Metzgers Argument für ihr "Nein" ist nach all den gewundenen Erklärungen und verdrucksten Rechtfertigungen der vergangenen Tage von wohltuender Klarheit. Sie hat im Wahlkampf versprochen, keine gemeinsame Sache mit der Linken zu machen, und sieht sich an dieses Wort gebunden.

Dieses Versprechen galt für die ganze SPD, aber viele wollten es nicht mehr wahrhaben. Wie weit die Realitätsverweigerung reicht, offenbart die Tatsache, dass Generalsekretär Hubertus Heil namens des Parteivorstandes Ypsilanti Respekt für ihren Rückzug aussprach, Metzger und ihre couragierte Position aber mit keinem Wort erwähnte.

Dass Dagmar Metzger aufgrund der Erlebnisse ihrer Familie die Linke heute noch in einer Verantwortung für die SED-Vorgänger sieht, mag objektiv diskutierbar sein. Der Streit über Kontinuität und Bruch mit der Vergangenheit gehört zur deutschen Geschichte wie die Tatsache, dass es hier wenige absolute Wahrheiten gibt. Genau deshalb aber steht es einer gewählten Abgeordneten auch frei, ihre Entscheidung einzig an ihrer persönlichen Überzeugung und ihrem Gewissen auszurichten.

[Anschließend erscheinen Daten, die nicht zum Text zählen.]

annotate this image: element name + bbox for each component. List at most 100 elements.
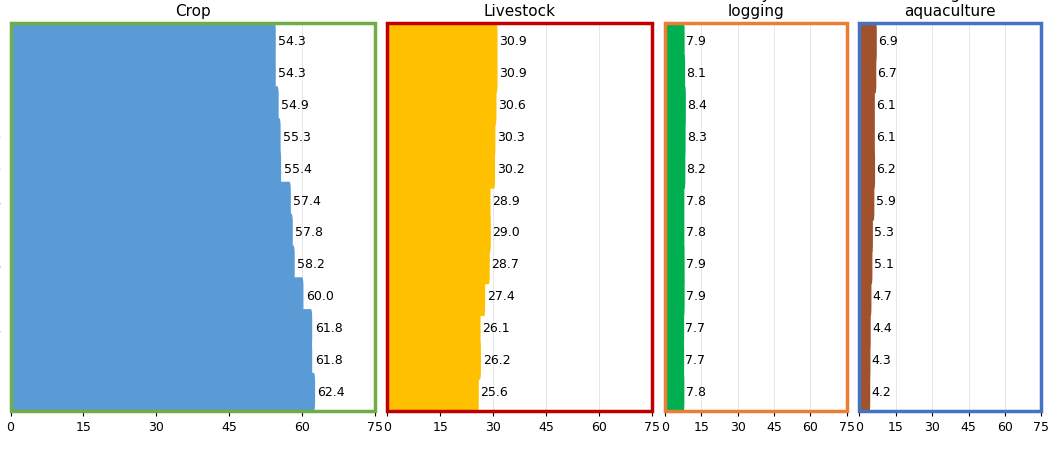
FancyBboxPatch shape [664,86,686,125]
Text: 54.9: 54.9 [281,99,309,112]
Text: 8.2: 8.2 [687,163,707,176]
FancyBboxPatch shape [858,150,875,189]
FancyBboxPatch shape [386,118,495,157]
Text: 7.9: 7.9 [686,290,706,303]
FancyBboxPatch shape [664,22,685,61]
Text: 54.3: 54.3 [278,67,306,80]
FancyBboxPatch shape [664,373,685,412]
FancyBboxPatch shape [664,54,685,93]
Text: 5.1: 5.1 [873,258,893,271]
Text: 4.4: 4.4 [872,322,892,335]
Text: 5.9: 5.9 [875,195,895,207]
FancyBboxPatch shape [386,150,495,189]
Title: Forestry and
logging: Forestry and logging [708,0,804,19]
Text: 29.0: 29.0 [492,227,521,239]
Title: Livestock: Livestock [484,4,555,19]
Text: 6.9: 6.9 [878,36,897,48]
Text: 25.6: 25.6 [481,386,508,399]
FancyBboxPatch shape [664,213,685,252]
FancyBboxPatch shape [386,213,491,252]
Text: 6.1: 6.1 [876,131,896,144]
FancyBboxPatch shape [386,309,481,348]
FancyBboxPatch shape [664,277,685,316]
Text: 7.8: 7.8 [686,386,706,399]
Text: 6.2: 6.2 [876,163,896,176]
FancyBboxPatch shape [9,118,281,157]
Text: 28.7: 28.7 [491,258,520,271]
FancyBboxPatch shape [386,182,490,221]
FancyBboxPatch shape [858,182,874,221]
Text: 30.6: 30.6 [499,99,526,112]
Text: 6.7: 6.7 [877,67,897,80]
FancyBboxPatch shape [9,373,316,412]
Text: 8.1: 8.1 [686,67,706,80]
Text: 55.3: 55.3 [283,131,311,144]
Text: 7.9: 7.9 [686,36,706,48]
Text: 57.8: 57.8 [296,227,323,239]
Text: 8.3: 8.3 [687,131,707,144]
FancyBboxPatch shape [9,309,312,348]
FancyBboxPatch shape [9,341,312,380]
Text: 7.7: 7.7 [685,354,705,367]
FancyBboxPatch shape [386,245,490,284]
FancyBboxPatch shape [858,86,875,125]
FancyBboxPatch shape [858,277,871,316]
Text: 4.3: 4.3 [872,354,891,367]
FancyBboxPatch shape [9,213,292,252]
FancyBboxPatch shape [9,245,295,284]
FancyBboxPatch shape [858,373,870,412]
FancyBboxPatch shape [858,22,876,61]
Text: 54.3: 54.3 [278,36,306,48]
FancyBboxPatch shape [9,54,276,93]
FancyBboxPatch shape [9,182,290,221]
Text: 30.2: 30.2 [497,163,525,176]
Text: 30.9: 30.9 [500,36,527,48]
Text: 5.3: 5.3 [874,227,894,239]
FancyBboxPatch shape [858,309,871,348]
Text: 60.0: 60.0 [306,290,333,303]
Text: 61.8: 61.8 [315,354,342,367]
FancyBboxPatch shape [858,245,872,284]
Text: 55.4: 55.4 [284,163,311,176]
FancyBboxPatch shape [664,182,685,221]
Title: Fishing and
aquaculture: Fishing and aquaculture [905,0,996,19]
Text: 57.4: 57.4 [294,195,321,207]
Text: 26.1: 26.1 [482,322,510,335]
FancyBboxPatch shape [664,245,685,284]
FancyBboxPatch shape [858,341,870,380]
FancyBboxPatch shape [9,277,303,316]
FancyBboxPatch shape [386,22,498,61]
FancyBboxPatch shape [386,341,481,380]
FancyBboxPatch shape [858,54,876,93]
Text: 6.1: 6.1 [876,99,896,112]
Text: 26.2: 26.2 [483,354,510,367]
Text: 7.8: 7.8 [686,195,706,207]
Text: 30.9: 30.9 [500,67,527,80]
Text: 62.4: 62.4 [318,386,345,399]
Text: 4.2: 4.2 [871,386,891,399]
Text: 8.4: 8.4 [687,99,707,112]
Text: 58.2: 58.2 [297,258,325,271]
Text: 7.7: 7.7 [685,322,705,335]
Text: 27.4: 27.4 [487,290,514,303]
FancyBboxPatch shape [664,309,684,348]
FancyBboxPatch shape [664,150,685,189]
Text: 61.8: 61.8 [315,322,342,335]
Text: 7.9: 7.9 [686,258,706,271]
Text: 30.3: 30.3 [498,131,525,144]
Text: 4.7: 4.7 [873,290,892,303]
FancyBboxPatch shape [858,118,875,157]
Text: 7.8: 7.8 [686,227,706,239]
FancyBboxPatch shape [664,341,684,380]
FancyBboxPatch shape [386,86,497,125]
FancyBboxPatch shape [9,150,281,189]
FancyBboxPatch shape [386,54,498,93]
Title: Crop: Crop [175,4,210,19]
FancyBboxPatch shape [664,118,686,157]
FancyBboxPatch shape [858,213,873,252]
Text: 28.9: 28.9 [492,195,520,207]
FancyBboxPatch shape [9,22,276,61]
FancyBboxPatch shape [386,373,479,412]
FancyBboxPatch shape [9,86,279,125]
FancyBboxPatch shape [386,277,485,316]
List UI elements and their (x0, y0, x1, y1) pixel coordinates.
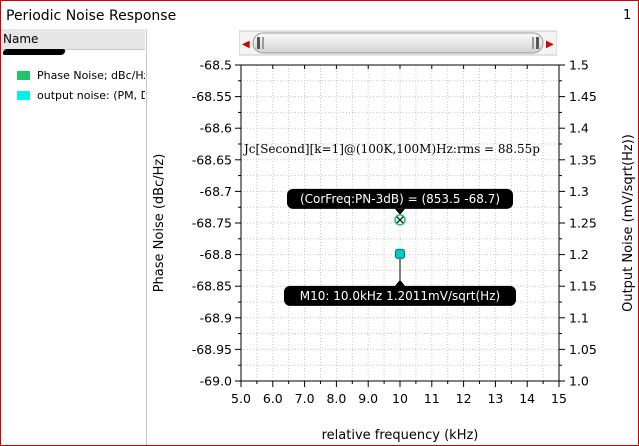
legend-header[interactable]: Name (1, 29, 145, 50)
redacted-mark (1, 49, 67, 55)
y-left-tick-label: -68.65 (192, 152, 232, 167)
x-tick-label: 11 (424, 391, 440, 406)
y-right-tick-label: 1.25 (569, 216, 597, 231)
x-tick-label: 6.0 (263, 391, 283, 406)
page-number: 1 (623, 8, 632, 23)
m10-marker-label: M10: 10.0kHz 1.2011mV/sqrt(Hz) (300, 289, 500, 303)
axis-ticks (235, 64, 565, 387)
scroller-right-handle[interactable] (536, 37, 539, 49)
y-right-tick-label: 1.35 (569, 152, 597, 167)
x-tick-label: 7.0 (295, 391, 315, 406)
x-tick-label: 13 (487, 391, 503, 406)
scroll-left-arrow-icon[interactable]: ◀ (242, 39, 250, 50)
legend-swatch-phase-noise (17, 71, 30, 80)
y-right-tick-label: 1.2 (569, 247, 589, 262)
y-left-tick-label: -68.95 (192, 342, 232, 357)
y-left-tick-label: -68.6 (200, 121, 232, 136)
x-tick-label: 8.0 (326, 391, 346, 406)
y-right-tick-label: 1.0 (569, 374, 589, 389)
output-noise-point (395, 248, 405, 259)
x-tick-label: 5.0 (231, 391, 251, 406)
y-left-tick-label: -68.55 (192, 89, 232, 104)
x-range-scroller[interactable]: ◀ ▶ (239, 29, 557, 57)
y-left-tick-label: -68.85 (192, 279, 232, 294)
y-left-tick-label: -68.9 (200, 310, 232, 325)
y-left-tick-label: -68.5 (200, 58, 232, 73)
noise-chart[interactable]: 5.0 6.0 7.0 8.0 9.0 10 11 12 13 14 15 -68.5 -68.55 -6… (146, 57, 638, 445)
window-title: Periodic Noise Response (6, 8, 177, 24)
y-axis-right-title: Output Noise (mV/sqrt(Hz)) (621, 134, 636, 312)
scroller-thumb[interactable] (252, 32, 544, 54)
rms-annotation: Jc[Second][k=1]@(100K,100M)Hz:rms = 88.5… (242, 142, 540, 156)
y-axis-left-title: Phase Noise (dBc/Hz) (152, 154, 167, 293)
y-right-tick-label: 1.45 (569, 89, 597, 104)
y-right-tick-label: 1.05 (569, 342, 597, 357)
title-bar: Periodic Noise Response 1 (1, 1, 638, 29)
legend-panel: Name Phase Noise; dBc/Hz output noise: (… (1, 29, 147, 445)
y-left-tick-label: -68.7 (200, 184, 232, 199)
marker-pointer (395, 208, 405, 215)
y-right-tick-label: 1.15 (569, 279, 597, 294)
phase-noise-point-cross (396, 216, 404, 224)
marker-label-bg (284, 285, 516, 306)
legend-label-output-noise: output noise: (PM, DSB) (37, 89, 145, 102)
data-marks: (CorFreq:PN-3dB) = (853.5 -68.7) M10: 10.… (284, 188, 516, 306)
marker-label-bg (287, 188, 513, 209)
x-tick-label: 15 (551, 391, 567, 406)
legend-label-phase-noise: Phase Noise; dBc/Hz (37, 69, 145, 82)
tick-labels: 5.0 6.0 7.0 8.0 9.0 10 11 12 13 14 15 -68.5 -68.55 -6… (192, 58, 597, 407)
x-tick-label: 14 (519, 391, 535, 406)
y-left-tick-label: -68.75 (192, 216, 232, 231)
x-tick-label: 9.0 (358, 391, 378, 406)
y-right-tick-label: 1.1 (569, 310, 589, 325)
y-right-tick-label: 1.3 (569, 184, 589, 199)
scroller-left-handle[interactable] (257, 37, 260, 49)
y-left-tick-label: -68.8 (200, 247, 232, 262)
marker-pointer (395, 279, 405, 286)
y-right-tick-label: 1.5 (569, 58, 589, 73)
x-tick-label: 12 (456, 391, 472, 406)
legend-item-phase-noise[interactable]: Phase Noise; dBc/Hz (1, 67, 145, 85)
x-tick-label: 10 (392, 391, 408, 406)
legend-header-label: Name (3, 32, 39, 46)
scroll-right-arrow-icon[interactable]: ▶ (546, 39, 554, 50)
y-right-tick-label: 1.4 (569, 121, 589, 136)
legend-swatch-output-noise (17, 91, 30, 100)
legend-item-output-noise[interactable]: output noise: (PM, DSB) (1, 87, 145, 105)
corfreq-marker-label: (CorFreq:PN-3dB) = (853.5 -68.7) (300, 192, 500, 206)
x-axis-title: relative frequency (kHz) (322, 428, 479, 443)
y-left-tick-label: -69.0 (200, 374, 232, 389)
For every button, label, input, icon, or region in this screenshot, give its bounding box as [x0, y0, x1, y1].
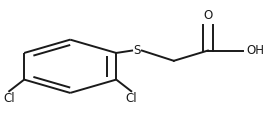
Text: OH: OH — [246, 44, 264, 57]
Text: O: O — [203, 9, 213, 22]
Text: S: S — [133, 44, 141, 57]
Text: Cl: Cl — [125, 92, 137, 105]
Text: Cl: Cl — [3, 92, 15, 105]
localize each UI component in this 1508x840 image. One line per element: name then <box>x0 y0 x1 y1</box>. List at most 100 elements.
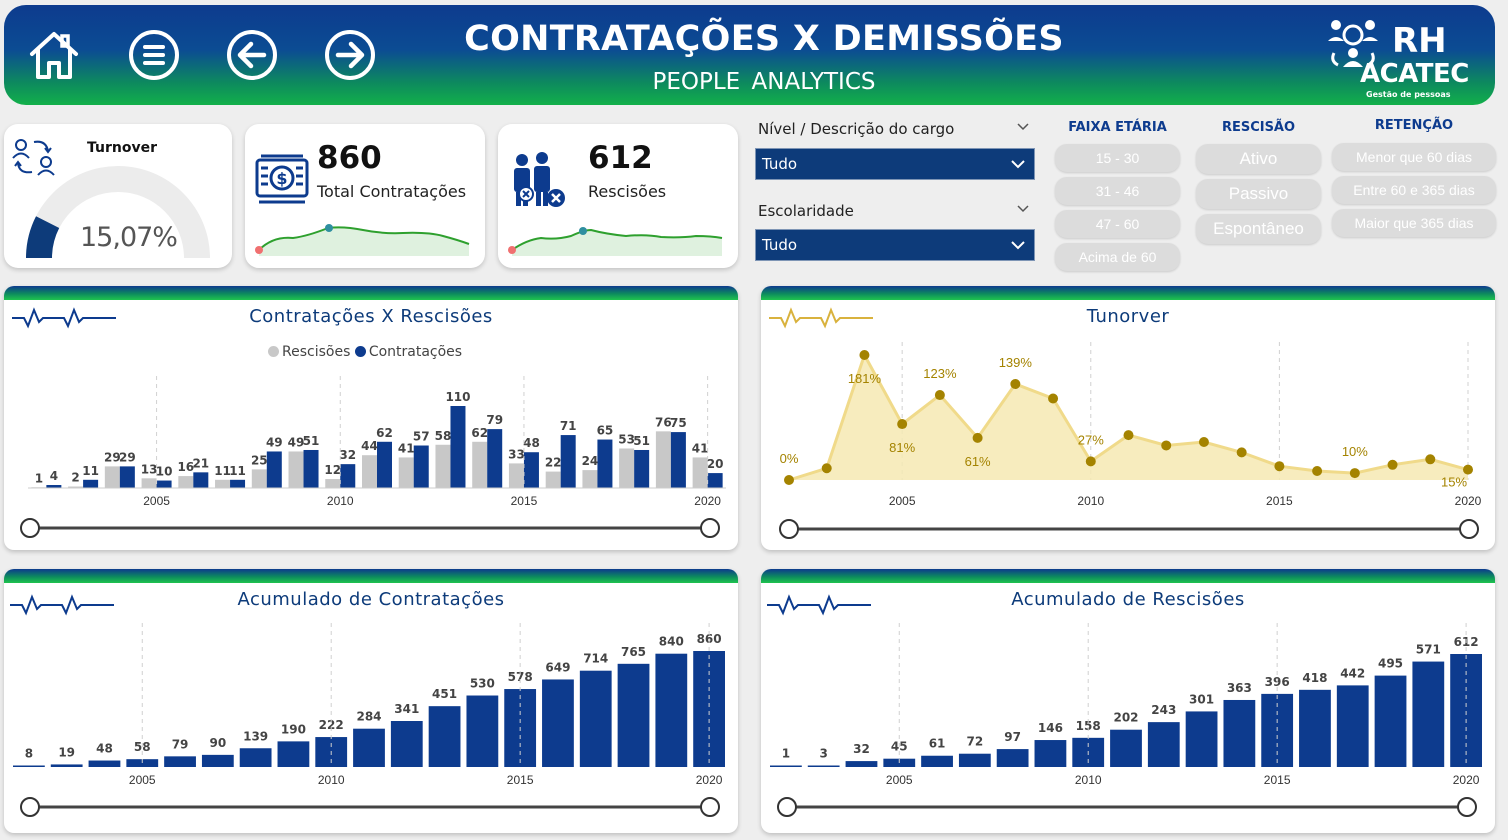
panel-header-bar <box>761 569 1495 583</box>
data-label: 72 <box>966 735 983 749</box>
data-label: 58 <box>134 740 151 754</box>
turnover-point <box>934 390 945 401</box>
logo-acatec: ACATEC <box>1360 59 1469 89</box>
header-banner: CONTRATAÇÕES X DEMISSÕES PEOPLE ANALYTIC… <box>4 5 1495 105</box>
range-slider-handle[interactable] <box>1457 797 1477 817</box>
data-label: 442 <box>1340 666 1365 680</box>
bar-rescisoes <box>104 466 120 488</box>
data-label: 97 <box>1004 730 1021 744</box>
x-tick-label: 2010 <box>1075 773 1102 787</box>
range-slider-handle[interactable] <box>700 797 720 817</box>
data-label-contratacoes: 11 <box>229 464 246 478</box>
bar-contratacoes <box>523 452 539 488</box>
data-label-rescisoes: 62 <box>471 426 488 440</box>
page-title: CONTRATAÇÕES X DEMISSÕES <box>464 19 1064 59</box>
turnover-point <box>1048 393 1059 404</box>
data-label: 27% <box>1078 432 1104 447</box>
data-label: 146 <box>1038 721 1063 735</box>
pulse-icon <box>769 307 873 329</box>
bar-contratacoes <box>230 479 246 488</box>
home-icon[interactable] <box>26 27 82 83</box>
retencao-option[interactable]: Entre 60 e 365 dias <box>1332 176 1496 204</box>
faixa-option[interactable]: 31 - 46 <box>1055 177 1180 205</box>
data-label: 48 <box>96 742 113 756</box>
bar <box>126 759 159 767</box>
chevron-down-icon[interactable] <box>1017 121 1029 133</box>
turnover-point <box>1085 456 1096 467</box>
x-tick-label: 2015 <box>1266 494 1293 508</box>
bar-rescisoes <box>692 457 708 488</box>
pulse-icon <box>767 594 871 616</box>
faixa-option[interactable]: 15 - 30 <box>1055 144 1180 172</box>
range-slider-handle[interactable] <box>779 519 799 539</box>
data-label-contratacoes: 4 <box>50 469 58 483</box>
escolaridade-dropdown[interactable]: Tudo <box>755 229 1035 261</box>
retencao-option[interactable]: Menor que 60 dias <box>1332 143 1496 171</box>
svg-text:$: $ <box>276 169 287 188</box>
turnover-point <box>1387 459 1398 470</box>
range-slider-handle[interactable] <box>777 797 797 817</box>
bar-rescisoes <box>141 478 157 488</box>
range-slider-handle[interactable] <box>20 518 40 538</box>
chevron-down-icon <box>1011 160 1025 169</box>
data-label-rescisoes: 25 <box>251 453 268 467</box>
turnover-people-icon <box>12 139 55 176</box>
nivel-dropdown[interactable]: Tudo <box>755 148 1035 180</box>
rescisao-option[interactable]: Passivo <box>1196 179 1321 209</box>
turnover-point <box>1425 454 1436 465</box>
bar <box>1223 699 1256 767</box>
data-label: 139 <box>243 729 268 743</box>
bar <box>542 679 574 767</box>
turnover-point <box>1463 464 1473 475</box>
bar <box>1110 729 1142 767</box>
arrow-left-icon[interactable] <box>224 27 280 83</box>
range-slider-handle[interactable] <box>1459 519 1479 539</box>
bar-contratacoes <box>83 479 99 488</box>
range-slider-handle[interactable] <box>20 797 40 817</box>
chart-legend: Rescisões Contratações <box>268 344 462 360</box>
bar-rescisoes <box>325 479 341 488</box>
faixa-option[interactable]: Acima de 60 <box>1055 243 1180 271</box>
chevron-down-icon[interactable] <box>1017 203 1029 215</box>
data-label: 714 <box>583 652 608 666</box>
contratacoes-rescisoes-panel: Contratações X Rescisões Rescisões Contr… <box>4 286 738 550</box>
bar-contratacoes <box>340 464 356 488</box>
data-label-rescisoes: 11 <box>214 464 231 478</box>
data-label: 8 <box>25 747 33 761</box>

Für die SPD war es ein schwarzer Freitag. Für Andrea Ypsilanti und ihre hessischen Genossen sowieso, aber auch für Kurt Beck. Der SPD-Vorsitzende hat im Versuch, aus einem gefühlten Erfolg in Hessen einen richtigen Sieg zu machen, den Weg für eine Kooperation geebnet, die es nun nicht geben wird. Seinen persönlichen Glaubwürdigkeitsverlust kann er jedoch nicht mehr rückgängig machen. Beck hat alles riskiert, den Hessen freie Hand gegeben - und steht nun selbst mit leeren Händen da.

Wenn Beck Parteichef bleibt, wird er jetzt jene Diskussion führen lassen müssen, die er mit seinem Alleingang unterband. Die SPD muss klären, wie sie es künftig halten will mit der Konkurrenz von links - vor allem aber mit sich selbst. Denn das Für und Wider einer Kooperation mit der Linkspartei ist nur ein Nebenschauplatz für die eigentlich fällige Debatte in der SPD: die um ihre eigene politische Ausrichtung.

Der Weg der vergangenen Tage war so oder so der falsche. Statt sich auf sich selbst zu besinnen, suchten viele Sozialdemokraten plötzlich krampfhaft nach Schnittmengen mit der Linken. Statt der Suche nach eigener Stärke rückte in den Vordergrund die Suche nach Rechtfertigungen dafür, sich die Stärke anderswo zu leihen.

Das Schlimmste, was die SPD sich nun selbst antun könnte, wäre geheuchelte Solidarität. Wenn die Sozialdemokraten dem Versuch der Schadensbegrenzung nun wieder Vorrang vor einer ehrlichen Auseinandersetzung geben, wird der wirkliche Schaden am Ende noch größer sein. Die erste Entscheidung dazu liegt bei Kurt Beck. Der Vorsitzende muss wissen, ob er in der Lage ist, seine Partei auf diesen unausweichlichen Weg zu führen. Und wenn ja, muss die SPD um ihrer selbst willen entscheiden, ob sie ihm das noch glaubt.